太宰が「昨日沢山可愛がってあげた痕がないからね」と指摘した際に一瞬で真顔になった安室が此方を般若のような形相で見ているが太宰は気にしない。合意の上で愛し合うことの何が悪いのか。

密かにやって来た警察たちが身柄を取り押さえる為に静かに、しかし確実に近づいてくるが決定的な一手を使えないのはコソ泥の胸元で輝く「天使の涙」とやらがあるからだろう。

「天使の涙」というには毒々しい赤をしているそれに全く興味はないのでとっとと捕まえてほしいところだ。

不意にキッドが俯いていた顔を上げた。

「治くんは…信じてくれないの……?」

白い頬を伝って零れていく涙。それを見て警察官は伸ばしていた手を止めた。

悲痛な面持ちで声で、見る者の庇護欲を刺激するような泣き顔は確かに千尋とそっくりだ。しかしその涙を見て太宰の心は欠片も動かない。

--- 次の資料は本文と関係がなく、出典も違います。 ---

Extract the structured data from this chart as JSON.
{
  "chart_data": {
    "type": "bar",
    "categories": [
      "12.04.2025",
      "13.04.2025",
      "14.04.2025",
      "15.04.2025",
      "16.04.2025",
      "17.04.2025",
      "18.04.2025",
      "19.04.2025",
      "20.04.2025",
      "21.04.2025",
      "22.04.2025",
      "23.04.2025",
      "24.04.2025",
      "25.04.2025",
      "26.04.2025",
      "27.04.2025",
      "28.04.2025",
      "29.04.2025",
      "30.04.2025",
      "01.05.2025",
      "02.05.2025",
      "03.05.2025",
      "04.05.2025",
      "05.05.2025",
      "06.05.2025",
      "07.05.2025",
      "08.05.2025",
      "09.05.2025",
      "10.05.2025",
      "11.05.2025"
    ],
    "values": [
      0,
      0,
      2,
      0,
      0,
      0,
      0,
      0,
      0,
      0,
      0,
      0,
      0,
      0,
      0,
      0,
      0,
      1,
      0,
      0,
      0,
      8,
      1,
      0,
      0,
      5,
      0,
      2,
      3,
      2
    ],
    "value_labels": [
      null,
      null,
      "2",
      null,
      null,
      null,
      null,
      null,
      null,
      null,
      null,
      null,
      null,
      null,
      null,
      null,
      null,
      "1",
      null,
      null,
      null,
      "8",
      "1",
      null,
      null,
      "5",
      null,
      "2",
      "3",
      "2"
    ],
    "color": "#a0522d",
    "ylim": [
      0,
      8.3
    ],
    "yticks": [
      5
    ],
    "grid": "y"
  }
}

「泣くならもう少し上手に泣き給え。千尋はもっと美しく泣くよ」
「……チッ!」

泣き顔から一変し、顔に似合わない舌打ちをしたキッドは懐から何かを取り出すと勢いよく床に叩きつけた。

煙が吹き出し、同時に会場の照明が落ちる。突然暗闇に包まれたことにざわめきが生まれる。

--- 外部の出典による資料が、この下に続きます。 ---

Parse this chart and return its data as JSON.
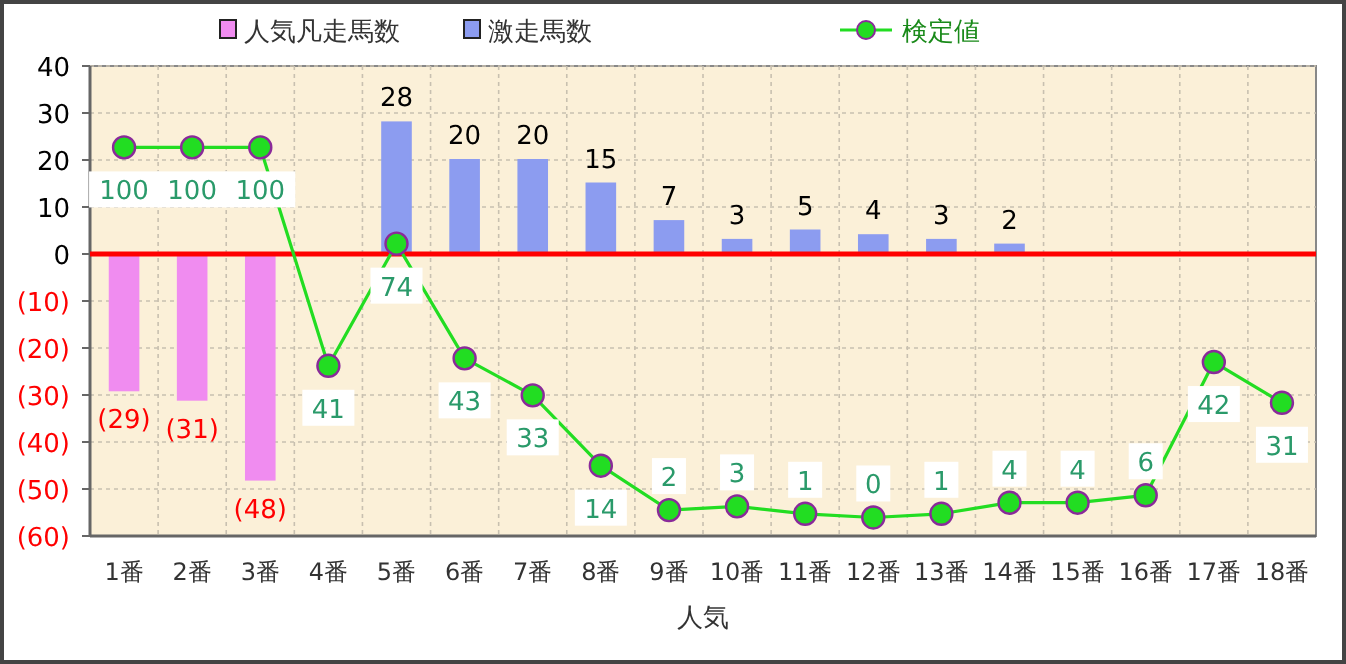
{
  "chart_data": {
    "type": "bar",
    "categories": [
      "1番",
      "2番",
      "3番",
      "4番",
      "5番",
      "6番",
      "7番",
      "8番",
      "9番",
      "10番",
      "11番",
      "12番",
      "13番",
      "14番",
      "15番",
      "16番",
      "17番",
      "18番"
    ],
    "xlabel": "人気",
    "ylim": [
      -60,
      40
    ],
    "yticks": [
      40,
      30,
      20,
      10,
      0,
      {
        "value": -10,
        "label": "(10)"
      },
      {
        "value": -20,
        "label": "(20)"
      },
      {
        "value": -30,
        "label": "(30)"
      },
      {
        "value": -40,
        "label": "(40)"
      },
      {
        "value": -50,
        "label": "(50)"
      },
      {
        "value": -60,
        "label": "(60)"
      }
    ],
    "y2lim": [
      -5,
      122
    ],
    "tick_labels": "xy",
    "grid": true,
    "legend": "top",
    "ref_lines": [
      {
        "axis": "y",
        "value": 0,
        "color": "#ff0000"
      }
    ],
    "series": [
      {
        "name": "人気凡走馬数",
        "color": "#f08cf0",
        "values": [
          -29,
          -31,
          -48,
          null,
          null,
          null,
          null,
          null,
          null,
          null,
          null,
          null,
          null,
          null,
          null,
          null,
          null,
          null
        ],
        "value_labels": [
          "(29)",
          "(31)",
          "(48)",
          null,
          null,
          null,
          null,
          null,
          null,
          null,
          null,
          null,
          null,
          null,
          null,
          null,
          null,
          null
        ]
      },
      {
        "name": "激走馬数",
        "color": "#8c9cf0",
        "values": [
          null,
          null,
          null,
          null,
          28,
          20,
          20,
          15,
          7,
          3,
          5,
          4,
          3,
          2,
          null,
          null,
          null,
          null
        ],
        "value_labels": [
          null,
          null,
          null,
          null,
          "28",
          "20",
          "20",
          "15",
          "7",
          "3",
          "5",
          "4",
          "3",
          "2",
          null,
          null,
          null,
          null
        ]
      },
      {
        "name": "検定値",
        "type": "line",
        "axis": "y2",
        "color": "#22dd22",
        "marker": "circle",
        "values": [
          100,
          100,
          100,
          41,
          74,
          43,
          33,
          14,
          2,
          3,
          1,
          0,
          1,
          4,
          4,
          6,
          42,
          31
        ],
        "value_labels": [
          "100",
          "100",
          "100",
          "41",
          "74",
          "43",
          "33",
          "14",
          "2",
          "3",
          "1",
          "0",
          "1",
          "4",
          "4",
          "6",
          "42",
          "31"
        ]
      }
    ]
  }
}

煙と暗闇に紛れて逃げる心算なのだろう。逃走経路は森や乱歩と共に予測し、腕っぷしの強い中也や芥川、敦を配置しているので心配はいらない。

太宰が考えるのは千尋のことだ。
とうにPDAの誰かに見つけてもらっているだろうが太宰には一つも連絡がない。余計に触れられていないだろうか、肌を晒していないだろうか、どこか怪我をしていないだろうか。

万が一にでもキッドによって傷がつけられていたのなら。有り得ない未来を考えるだけで心がざわついてしまう。嗚呼、心配だ。

「……よし、行こう!」

誰に云うでもなく呟いて会場を後にする。福沢や乱歩が残っているし、上手くフォローしてくれるころだろう。早く千尋の姿を確かめて安心したい。

後ろを影が三つ追いかけてきていることに気付いているがそれを指摘するのも億劫だ。







正体を見破られた怪盗キッドは会場の外──より具体的に述べるのならば会場となっているビルの屋上にいた。

「はぁ〜〜〜〜なんだよ、あいつ…こっわ……」

キッドが姿を借りていた少女の恋人という男。
正体がキッドと判っていながらも傍にいたのは監視の為だったらしく、本物の少女と一緒にいられなかったと八つ当たりのようなことも言われた。

しかも見破り方が少々アレで、あの名探偵すらちょっと引いた顔をしていた。

──鬱血痕の有無で見破るとかどうなんだよッ!!

心の中で叫ぶ。恋人ならそういった行為もしていると思うがそれを公衆の面前、というより少女の友人たちの前で暴露するのは如何なものだろうか。

きっと本人が合流した後は気まずい空気が流れることだろう。可哀相に、と少女に対し心の内で合掌しつつ「天使の涙」を取り出す。

これが目当てのものか否か、さっさと確認してからこの場から立ち去ろうと手を空に向かって差し出そうとした時だった。

「……はっ!?」

体が、動かない。

神経毒や麻酔の類ではない。ならば縄か何かかと己の体を見下ろして、キッドは背筋が凍る。黒い、手のようなものがキッドの体に巻きついていたのだ。

それも一つや二つではない。幾つもの手が地面から伸びてキッドの体を拘束している。

「くそっ、なんだよ、これ…!外れねぇ!!」

手から逃れようと藻掻くが一向に外れない。一体何なのだ、これは。
自分は幻覚でも見ているのだろうか。焦りからそんな考えをし始めたキッドの耳に声が届いた。

「こんばんは、怪盗さん」
「……これはこれは」

その声は先ほどまで──そして今も姿を借りている少女のものだった。